Acheter son pain, déposer un chèque rapidement un samedi matin, chercher ses enfants à l’école… Ces tâches courtes à exécuter peuvent prendre un peu de temps à pied. En trottinette, on gagne énormément de temps –et pas la peine de sortir la voiture pour des trajets si courts-. Et pour aller au boulot, l’engin à deux roues peut être une alternative intéressante au bus/métro.

Toujours un peu en avance, ou en retard, il m’est arrivé très rarement de pouvoir enchaîner l’ensemble des transports que je dois prendre pour arriver à mon poste de travail.

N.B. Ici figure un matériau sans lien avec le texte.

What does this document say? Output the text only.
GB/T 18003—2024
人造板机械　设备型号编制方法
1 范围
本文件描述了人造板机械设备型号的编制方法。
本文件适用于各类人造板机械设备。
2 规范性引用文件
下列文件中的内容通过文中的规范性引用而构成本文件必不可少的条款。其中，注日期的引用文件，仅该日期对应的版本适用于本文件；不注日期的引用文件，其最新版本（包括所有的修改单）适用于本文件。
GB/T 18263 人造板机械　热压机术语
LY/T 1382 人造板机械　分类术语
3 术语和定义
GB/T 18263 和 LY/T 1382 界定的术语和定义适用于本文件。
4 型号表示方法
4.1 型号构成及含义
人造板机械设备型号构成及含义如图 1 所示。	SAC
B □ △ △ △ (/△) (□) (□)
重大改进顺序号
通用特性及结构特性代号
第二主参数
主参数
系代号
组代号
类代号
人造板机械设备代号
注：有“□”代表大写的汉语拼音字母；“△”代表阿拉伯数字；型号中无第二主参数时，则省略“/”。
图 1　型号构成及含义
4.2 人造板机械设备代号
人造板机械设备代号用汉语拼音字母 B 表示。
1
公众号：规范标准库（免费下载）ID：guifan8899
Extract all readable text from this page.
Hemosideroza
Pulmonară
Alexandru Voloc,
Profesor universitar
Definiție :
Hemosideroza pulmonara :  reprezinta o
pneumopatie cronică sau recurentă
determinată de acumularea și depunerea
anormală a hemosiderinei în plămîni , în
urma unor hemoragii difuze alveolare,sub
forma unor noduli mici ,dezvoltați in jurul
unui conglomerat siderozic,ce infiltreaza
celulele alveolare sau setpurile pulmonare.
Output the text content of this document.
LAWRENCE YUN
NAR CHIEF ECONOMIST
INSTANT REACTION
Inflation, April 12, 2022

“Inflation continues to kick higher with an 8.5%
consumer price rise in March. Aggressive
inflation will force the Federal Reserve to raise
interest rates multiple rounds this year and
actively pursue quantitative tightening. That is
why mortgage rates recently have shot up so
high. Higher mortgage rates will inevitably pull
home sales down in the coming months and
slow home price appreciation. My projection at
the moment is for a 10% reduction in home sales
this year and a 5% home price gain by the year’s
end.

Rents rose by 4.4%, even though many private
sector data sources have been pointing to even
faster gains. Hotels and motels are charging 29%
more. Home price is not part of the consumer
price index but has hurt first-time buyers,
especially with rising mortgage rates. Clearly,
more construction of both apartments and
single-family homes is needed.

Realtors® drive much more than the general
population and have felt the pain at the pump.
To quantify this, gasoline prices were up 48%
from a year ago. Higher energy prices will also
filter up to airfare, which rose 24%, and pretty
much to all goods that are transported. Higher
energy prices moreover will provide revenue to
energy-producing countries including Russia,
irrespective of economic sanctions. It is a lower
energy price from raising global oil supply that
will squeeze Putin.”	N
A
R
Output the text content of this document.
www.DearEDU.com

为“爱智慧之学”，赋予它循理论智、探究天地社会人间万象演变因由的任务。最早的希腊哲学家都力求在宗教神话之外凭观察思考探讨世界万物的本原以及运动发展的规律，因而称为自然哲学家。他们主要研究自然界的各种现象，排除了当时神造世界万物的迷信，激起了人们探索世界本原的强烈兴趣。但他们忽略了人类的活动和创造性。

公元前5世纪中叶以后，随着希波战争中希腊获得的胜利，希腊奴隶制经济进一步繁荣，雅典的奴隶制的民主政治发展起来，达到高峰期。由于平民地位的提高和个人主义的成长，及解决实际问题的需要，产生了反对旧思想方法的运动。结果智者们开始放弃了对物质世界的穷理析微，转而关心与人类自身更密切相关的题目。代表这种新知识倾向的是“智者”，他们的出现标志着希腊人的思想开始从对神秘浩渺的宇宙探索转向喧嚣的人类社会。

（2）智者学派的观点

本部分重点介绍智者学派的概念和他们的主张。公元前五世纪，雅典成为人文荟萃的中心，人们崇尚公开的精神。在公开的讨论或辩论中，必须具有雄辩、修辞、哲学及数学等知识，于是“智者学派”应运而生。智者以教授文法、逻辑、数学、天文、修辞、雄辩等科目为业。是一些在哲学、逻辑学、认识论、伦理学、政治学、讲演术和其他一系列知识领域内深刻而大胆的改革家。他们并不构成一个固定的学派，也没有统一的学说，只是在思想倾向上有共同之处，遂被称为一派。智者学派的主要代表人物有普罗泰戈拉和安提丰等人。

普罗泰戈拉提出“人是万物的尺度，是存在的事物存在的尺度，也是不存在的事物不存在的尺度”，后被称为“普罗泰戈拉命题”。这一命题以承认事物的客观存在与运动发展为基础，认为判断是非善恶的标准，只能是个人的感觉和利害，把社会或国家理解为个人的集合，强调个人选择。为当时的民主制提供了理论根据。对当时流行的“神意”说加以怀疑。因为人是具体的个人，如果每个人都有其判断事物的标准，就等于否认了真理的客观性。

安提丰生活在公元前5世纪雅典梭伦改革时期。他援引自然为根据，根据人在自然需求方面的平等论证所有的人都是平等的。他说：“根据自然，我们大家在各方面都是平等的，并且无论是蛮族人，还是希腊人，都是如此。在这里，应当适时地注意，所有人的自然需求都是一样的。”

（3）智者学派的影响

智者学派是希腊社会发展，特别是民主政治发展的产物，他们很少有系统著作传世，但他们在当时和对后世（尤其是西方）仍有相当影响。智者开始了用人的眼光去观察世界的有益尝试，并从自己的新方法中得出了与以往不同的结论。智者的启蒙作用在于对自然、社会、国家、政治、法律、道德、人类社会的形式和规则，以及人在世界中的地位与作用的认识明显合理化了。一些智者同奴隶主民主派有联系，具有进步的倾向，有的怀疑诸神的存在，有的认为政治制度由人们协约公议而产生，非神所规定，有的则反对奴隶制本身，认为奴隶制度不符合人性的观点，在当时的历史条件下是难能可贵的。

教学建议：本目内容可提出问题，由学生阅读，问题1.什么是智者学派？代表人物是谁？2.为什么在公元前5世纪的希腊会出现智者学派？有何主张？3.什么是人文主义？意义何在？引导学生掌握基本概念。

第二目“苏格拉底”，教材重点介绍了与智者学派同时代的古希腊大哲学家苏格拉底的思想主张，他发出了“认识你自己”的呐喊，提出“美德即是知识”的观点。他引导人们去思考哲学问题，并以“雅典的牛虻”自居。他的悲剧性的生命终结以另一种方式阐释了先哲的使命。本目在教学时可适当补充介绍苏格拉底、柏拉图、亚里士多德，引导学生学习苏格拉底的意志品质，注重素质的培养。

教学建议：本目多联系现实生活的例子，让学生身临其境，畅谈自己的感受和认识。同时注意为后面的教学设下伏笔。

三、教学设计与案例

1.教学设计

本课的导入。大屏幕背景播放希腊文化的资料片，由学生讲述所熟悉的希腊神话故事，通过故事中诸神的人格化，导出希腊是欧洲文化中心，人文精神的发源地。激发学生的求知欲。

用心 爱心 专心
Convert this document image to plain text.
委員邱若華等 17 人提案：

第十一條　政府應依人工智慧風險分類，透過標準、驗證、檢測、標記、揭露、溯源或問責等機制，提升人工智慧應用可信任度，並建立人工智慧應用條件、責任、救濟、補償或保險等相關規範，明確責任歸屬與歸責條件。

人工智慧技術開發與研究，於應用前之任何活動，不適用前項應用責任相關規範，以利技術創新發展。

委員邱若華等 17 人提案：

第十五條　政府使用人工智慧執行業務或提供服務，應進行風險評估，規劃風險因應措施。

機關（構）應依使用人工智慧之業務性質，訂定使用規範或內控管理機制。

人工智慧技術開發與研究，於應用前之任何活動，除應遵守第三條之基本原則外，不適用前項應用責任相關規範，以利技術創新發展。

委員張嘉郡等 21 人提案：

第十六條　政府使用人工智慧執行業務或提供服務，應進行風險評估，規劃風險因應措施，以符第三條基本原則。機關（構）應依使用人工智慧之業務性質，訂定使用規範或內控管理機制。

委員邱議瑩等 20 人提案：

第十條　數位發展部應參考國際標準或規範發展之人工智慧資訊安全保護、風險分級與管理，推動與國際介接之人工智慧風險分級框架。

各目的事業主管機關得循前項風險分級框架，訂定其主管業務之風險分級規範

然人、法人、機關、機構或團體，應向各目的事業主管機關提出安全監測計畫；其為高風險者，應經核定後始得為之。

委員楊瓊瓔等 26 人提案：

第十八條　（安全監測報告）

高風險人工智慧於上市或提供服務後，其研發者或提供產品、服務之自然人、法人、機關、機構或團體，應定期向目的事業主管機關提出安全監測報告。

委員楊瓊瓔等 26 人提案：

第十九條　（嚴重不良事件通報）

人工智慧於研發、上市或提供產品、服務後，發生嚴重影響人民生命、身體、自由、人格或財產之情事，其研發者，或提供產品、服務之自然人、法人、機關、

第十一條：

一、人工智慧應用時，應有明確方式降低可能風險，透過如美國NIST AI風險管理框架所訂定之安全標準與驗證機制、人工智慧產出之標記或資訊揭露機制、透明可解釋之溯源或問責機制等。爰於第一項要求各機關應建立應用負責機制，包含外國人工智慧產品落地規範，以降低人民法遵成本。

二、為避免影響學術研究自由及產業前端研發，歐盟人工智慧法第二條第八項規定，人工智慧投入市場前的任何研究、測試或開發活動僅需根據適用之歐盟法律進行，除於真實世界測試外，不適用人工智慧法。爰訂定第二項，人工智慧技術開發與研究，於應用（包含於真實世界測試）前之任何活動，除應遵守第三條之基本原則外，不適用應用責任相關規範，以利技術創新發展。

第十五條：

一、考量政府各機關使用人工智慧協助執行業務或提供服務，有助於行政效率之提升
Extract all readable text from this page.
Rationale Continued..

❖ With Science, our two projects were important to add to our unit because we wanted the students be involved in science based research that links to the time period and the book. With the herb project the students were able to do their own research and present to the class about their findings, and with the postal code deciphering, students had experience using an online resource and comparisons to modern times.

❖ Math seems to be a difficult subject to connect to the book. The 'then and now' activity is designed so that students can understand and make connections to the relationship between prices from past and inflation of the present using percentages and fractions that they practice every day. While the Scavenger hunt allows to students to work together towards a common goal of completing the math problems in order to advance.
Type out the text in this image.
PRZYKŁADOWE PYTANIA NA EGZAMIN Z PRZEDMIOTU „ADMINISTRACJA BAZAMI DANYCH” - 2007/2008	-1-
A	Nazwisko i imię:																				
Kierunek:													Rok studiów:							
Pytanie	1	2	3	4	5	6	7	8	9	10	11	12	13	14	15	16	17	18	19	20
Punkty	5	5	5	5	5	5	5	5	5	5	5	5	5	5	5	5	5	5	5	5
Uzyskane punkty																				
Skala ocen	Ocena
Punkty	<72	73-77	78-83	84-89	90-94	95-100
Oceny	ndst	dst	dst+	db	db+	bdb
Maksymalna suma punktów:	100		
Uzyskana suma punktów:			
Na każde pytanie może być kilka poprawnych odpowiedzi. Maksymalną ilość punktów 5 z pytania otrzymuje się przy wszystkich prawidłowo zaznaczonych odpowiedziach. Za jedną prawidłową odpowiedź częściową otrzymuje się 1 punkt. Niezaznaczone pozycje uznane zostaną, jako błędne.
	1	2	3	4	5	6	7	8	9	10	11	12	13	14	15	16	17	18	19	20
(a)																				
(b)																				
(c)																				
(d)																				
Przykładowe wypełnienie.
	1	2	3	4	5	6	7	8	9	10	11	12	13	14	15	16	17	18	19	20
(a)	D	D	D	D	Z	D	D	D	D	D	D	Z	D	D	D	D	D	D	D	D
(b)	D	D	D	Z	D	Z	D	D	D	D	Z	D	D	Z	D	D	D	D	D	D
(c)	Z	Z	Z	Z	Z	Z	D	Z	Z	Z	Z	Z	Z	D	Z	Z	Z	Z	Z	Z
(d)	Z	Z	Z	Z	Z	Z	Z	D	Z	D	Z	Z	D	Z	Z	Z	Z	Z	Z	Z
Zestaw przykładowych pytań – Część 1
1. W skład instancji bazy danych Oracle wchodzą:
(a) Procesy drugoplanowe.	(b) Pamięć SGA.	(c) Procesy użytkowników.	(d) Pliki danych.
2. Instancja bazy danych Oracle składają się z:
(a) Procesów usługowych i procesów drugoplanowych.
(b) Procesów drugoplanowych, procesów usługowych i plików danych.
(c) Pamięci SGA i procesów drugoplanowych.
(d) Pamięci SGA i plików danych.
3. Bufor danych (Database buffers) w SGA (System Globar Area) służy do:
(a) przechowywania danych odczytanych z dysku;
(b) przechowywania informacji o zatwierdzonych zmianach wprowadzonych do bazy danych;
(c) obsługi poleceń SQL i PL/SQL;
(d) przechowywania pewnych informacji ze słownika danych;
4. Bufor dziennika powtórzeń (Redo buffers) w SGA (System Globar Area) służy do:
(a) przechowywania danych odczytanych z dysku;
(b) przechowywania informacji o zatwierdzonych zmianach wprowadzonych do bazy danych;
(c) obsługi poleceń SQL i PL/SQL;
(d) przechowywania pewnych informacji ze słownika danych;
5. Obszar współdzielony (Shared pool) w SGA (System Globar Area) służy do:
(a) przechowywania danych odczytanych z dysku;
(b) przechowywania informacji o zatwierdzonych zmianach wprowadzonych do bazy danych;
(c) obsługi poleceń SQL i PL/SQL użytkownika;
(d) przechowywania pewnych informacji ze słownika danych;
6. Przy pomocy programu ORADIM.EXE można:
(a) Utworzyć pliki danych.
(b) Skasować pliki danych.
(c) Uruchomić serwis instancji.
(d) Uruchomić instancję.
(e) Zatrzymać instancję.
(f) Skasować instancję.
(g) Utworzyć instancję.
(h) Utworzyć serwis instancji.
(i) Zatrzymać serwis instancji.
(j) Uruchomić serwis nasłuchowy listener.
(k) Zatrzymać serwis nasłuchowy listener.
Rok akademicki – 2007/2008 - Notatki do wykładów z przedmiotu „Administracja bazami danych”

La question ne se pose plus avec la Booster S Evolution. Je parcours près de 7 km en moins de temps que le bus, qui lui peut se retrouver coincé dans les bouchons. Je rejoins ma station de tram-train en 5 minutes contre une dizaine à pied, m’évitant ainsi de louper mon RER. Au-delà du temps gagné, je transpire aussi moins –et oui, on est seul sur sa trot’-, et la chemise en est bien contente.

Par contre, il faut plier la trottinette dans les transports (un simple appui avec son pied sur un bouton et le tour est joué). À 10 kg, si en plus vous portez un sac à dos, vous allez vous faire des muscles. Le poids est inégalement réparti vers l’avant et faire rouler l’ensemble est parfois gênant. Une solution consiste à plier le tout et à la faire rouler en la tenant par le guidon. Avec de la chance, dans les transports, une place assise permet de glisser la trot’ sous un banc/siège. Dans le cas contraire, c’est debout qu’il faut la maintenir et l’exercice s’annonce long quand on a beaucoup de stations à avaler et du monde autour de soi.


Trot_parking

Le mode parking assez singulier, car il n’y a pas de béquille. 


Trot_plié

Une fois pliée, ça donne ça !


Trot_brouette

Plus facile à transporter comme ça…


« Low battery incoming »

Le constructeur assure une autonomie entre 25 et 30 km. Il semblerait que ces chiffres ne soient pas à côté de la plaque. Dès la première grosse course, la trottinette est passée de 100 % à 40% après avoir traversé près de 14 km avec un homme de 82 kg. Mais comme dit plus haut, le compteur peut faire des siennes (lors du constat, nous avions fait beaucoup de plat). La recharge à 100 % s’effectue en un peu plus de 2 heures, ce qui semble être très rapide.


Trot_embout

Un capuchon protège la conectique. Le levier rouge permet de plier la trotinette. 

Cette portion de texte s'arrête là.